Es ist schon seltsam: Während der Elternzeit erschien mir ein einzelner Tag oft viel zu lang, doch das komplette Babyjahr verflog dafür viel zu schnell.
Ich bin inzwischen zurück im Büro und war gefühlt auch bereit dazu. Alles ist wie vorher und zugleich ganz anders. Zumindest bei mir. Denn ich habe nun ein kleines Kind, das gerade noch wie ein kleines Känguru in Mamas Beutel an mir klebte und nun lange Tage ohne mich im Kindergarten verbringt. Und ich? Ich checke im Büro Tausende von E-Mails voller Worte, die mir auf einmal viel weniger wichtig vorkommen als ein einzelnes Wort meines Kindes. Und wenn der Chef endlich doch mal ein Lob über die Lippen bringt, beflügelt mich das heute längst nicht mehr so wie ein zahnloses Lächeln.
„Genieß die Zeit, sie ist so kurz“ – so doof ist der Spruch gar nicht
Wehmütig denke ich an die vielen Tage, an denen ich müde und erschöpft ein Baby bespaßt habe, nur um bereits am frühen Nachmittag verzweifelt den Zeitpunkt herbeizusehnen, an dem mein Mann von der Arbeit kommt und eine Runde mit Spucktuch und Baby auf der Schulter dreht. Habe ich ihn wirklich manchmal insgeheim darum beneidet, dass er sein normales Büro-Alltagsleben weiterführen durfte, während ich mit meinen verfilzten Haaren es nicht mal gebacken bekommen habe, den Geschirrspüler auszuräumen?
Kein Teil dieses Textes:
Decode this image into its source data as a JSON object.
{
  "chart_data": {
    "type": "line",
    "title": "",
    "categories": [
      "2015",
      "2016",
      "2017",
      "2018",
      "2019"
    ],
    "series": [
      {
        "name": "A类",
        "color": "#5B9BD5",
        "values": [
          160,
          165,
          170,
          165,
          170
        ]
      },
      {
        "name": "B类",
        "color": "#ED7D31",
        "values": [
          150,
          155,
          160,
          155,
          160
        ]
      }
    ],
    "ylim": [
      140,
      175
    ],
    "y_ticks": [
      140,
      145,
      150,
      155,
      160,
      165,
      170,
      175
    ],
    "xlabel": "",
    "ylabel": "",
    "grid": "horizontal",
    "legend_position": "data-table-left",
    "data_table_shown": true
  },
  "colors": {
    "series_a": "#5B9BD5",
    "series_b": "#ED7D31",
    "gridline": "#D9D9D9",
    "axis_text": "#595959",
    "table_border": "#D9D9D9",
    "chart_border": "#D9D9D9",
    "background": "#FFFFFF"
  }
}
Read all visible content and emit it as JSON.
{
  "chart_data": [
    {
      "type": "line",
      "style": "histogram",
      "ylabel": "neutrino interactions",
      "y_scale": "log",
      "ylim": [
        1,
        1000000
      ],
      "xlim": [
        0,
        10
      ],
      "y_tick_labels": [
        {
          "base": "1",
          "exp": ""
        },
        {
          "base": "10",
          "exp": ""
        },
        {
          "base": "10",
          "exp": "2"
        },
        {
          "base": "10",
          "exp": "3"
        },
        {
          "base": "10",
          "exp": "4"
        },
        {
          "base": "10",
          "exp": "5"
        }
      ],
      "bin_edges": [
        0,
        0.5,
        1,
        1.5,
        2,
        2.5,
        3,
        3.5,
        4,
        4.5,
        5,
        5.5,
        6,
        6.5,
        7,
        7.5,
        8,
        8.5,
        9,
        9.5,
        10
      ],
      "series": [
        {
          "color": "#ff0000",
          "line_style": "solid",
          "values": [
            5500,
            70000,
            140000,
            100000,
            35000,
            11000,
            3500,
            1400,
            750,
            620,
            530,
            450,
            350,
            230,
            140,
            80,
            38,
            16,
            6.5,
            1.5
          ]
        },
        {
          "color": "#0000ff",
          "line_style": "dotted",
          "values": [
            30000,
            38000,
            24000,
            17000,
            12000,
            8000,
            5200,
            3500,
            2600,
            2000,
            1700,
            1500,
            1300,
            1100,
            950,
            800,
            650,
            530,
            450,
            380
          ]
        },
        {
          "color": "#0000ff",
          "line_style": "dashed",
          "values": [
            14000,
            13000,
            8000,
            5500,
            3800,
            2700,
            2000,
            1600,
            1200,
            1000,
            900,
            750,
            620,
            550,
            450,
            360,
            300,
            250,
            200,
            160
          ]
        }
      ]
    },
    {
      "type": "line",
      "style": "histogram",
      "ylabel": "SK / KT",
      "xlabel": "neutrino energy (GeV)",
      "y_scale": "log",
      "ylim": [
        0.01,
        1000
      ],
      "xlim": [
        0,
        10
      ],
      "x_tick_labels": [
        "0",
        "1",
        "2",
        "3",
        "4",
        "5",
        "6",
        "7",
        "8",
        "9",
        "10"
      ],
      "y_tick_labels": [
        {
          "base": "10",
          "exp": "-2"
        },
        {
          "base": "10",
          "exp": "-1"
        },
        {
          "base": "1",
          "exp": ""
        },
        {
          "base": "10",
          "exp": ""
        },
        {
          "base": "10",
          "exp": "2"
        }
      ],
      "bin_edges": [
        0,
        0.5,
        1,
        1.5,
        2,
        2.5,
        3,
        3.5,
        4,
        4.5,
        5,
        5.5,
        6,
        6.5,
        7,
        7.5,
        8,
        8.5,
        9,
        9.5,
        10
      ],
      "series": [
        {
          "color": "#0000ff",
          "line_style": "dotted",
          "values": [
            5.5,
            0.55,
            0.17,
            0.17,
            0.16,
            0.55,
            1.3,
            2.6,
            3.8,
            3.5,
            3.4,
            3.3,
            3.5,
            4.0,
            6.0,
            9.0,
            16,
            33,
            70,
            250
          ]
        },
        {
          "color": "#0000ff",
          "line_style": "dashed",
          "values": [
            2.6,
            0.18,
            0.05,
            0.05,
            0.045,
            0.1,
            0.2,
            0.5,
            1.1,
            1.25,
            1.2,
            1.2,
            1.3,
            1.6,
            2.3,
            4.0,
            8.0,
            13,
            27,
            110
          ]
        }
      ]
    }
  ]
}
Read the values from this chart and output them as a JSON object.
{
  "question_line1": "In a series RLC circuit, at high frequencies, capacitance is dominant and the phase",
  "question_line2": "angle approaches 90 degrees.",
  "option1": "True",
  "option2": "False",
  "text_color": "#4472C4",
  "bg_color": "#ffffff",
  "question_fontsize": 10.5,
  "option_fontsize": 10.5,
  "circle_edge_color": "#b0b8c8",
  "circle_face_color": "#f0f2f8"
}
Jetzt ahne ich, wie oft er mich beneidet haben muss: Ja, es kam gelegentlich Langeweile auf – und die bange Frage, wie man den Tag herumbekommen soll. Doch die „Langeweile“ barg ja auch viele Pluspunkte: einfach mit dem erstaunlichen kleinen Wesen in den Tag hineinleben, nichts vorhaben, diese tief empfundene Innigkeit zu spüren. Nun weiß ich, dass erfahrene Eltern Recht haben, die behaupten. „Genieß die Zeit, sie ist so kurz!“
In der Enge des Großraumbüros sehne ich mich nach all dem zurück – sogar nach dieser merkwürdigen Mischung aus Einsamkeit und Langeweile, die mich oft beschlichen hat und die ich nicht selten als nervtötend empfunden habe. Deswegen habe ich die Zahl meiner Arbeitsstunden reduziert, es sind nun „nur“ noch 30 statt 40. Manchen mag es immer noch zu viel erscheinen, anderen als zu wenig. Für mich ist es ganz pragmatisch das, was wir uns finanziell erlauben können und womit der Chef einverstanden ist.
Außerdem arbeite ich eigentlich gerne, auch wenn ich dabei oft mein Kind vermisse. Aber dieser Kompromiss bringt mir ein Stück von der guten alten „Langeweile“ zurück. Ich genieße sie viel mehr, seit ich wieder weiß, wie ein Büroalltag aussieht.
In der zurück eroberten freien Zeit nehme ich mir wenig vor, manchmal ein Spielplatztreffen mit anderen Müttern. Stattdessen lasse ich zu, dass ich manchmal nicht weiß, wie ich die Zeit rumkriegen soll. Manchmal lese ich meinem Kind alle Bücher vor, die es sich wünscht, manchmal gehen wir spontan Eis essen oder machen Quatsch. Manchmal zoffen wir uns kolossal, weil wir uns in dieser Zeit komplett auf den Zeiger gehen oder uns an irgendeiner Kleinigkeit hochgeschaukelt haben. Manchmal ist mir öde und ich bin versucht, meine Aufmerksamkeit nur zu heucheln, um heimlich auf dem Handy zu surfen, weil ich mich partout nicht zu der fünften Runde des Spiels „Obstgarten“ durchringen kann. Oder ich bin erschöpft, weil mein Kind bereits seit zwei Stunden ungenießbar ist, egal wie sehr ich mich bemüht habe.
Doch meistens fällt mir schnell wieder ein, wie die Alternative zu gemeinsamen Momenten wie diesen aussähe und wie sehr ich diese vermissen würde. Dann lächele ich, gebe meinem bockenden Kind einen Kuss auf das weiche Haar und schnappe mir doch noch einmal den Rabenwürfel für ihr Lieblingsspiel.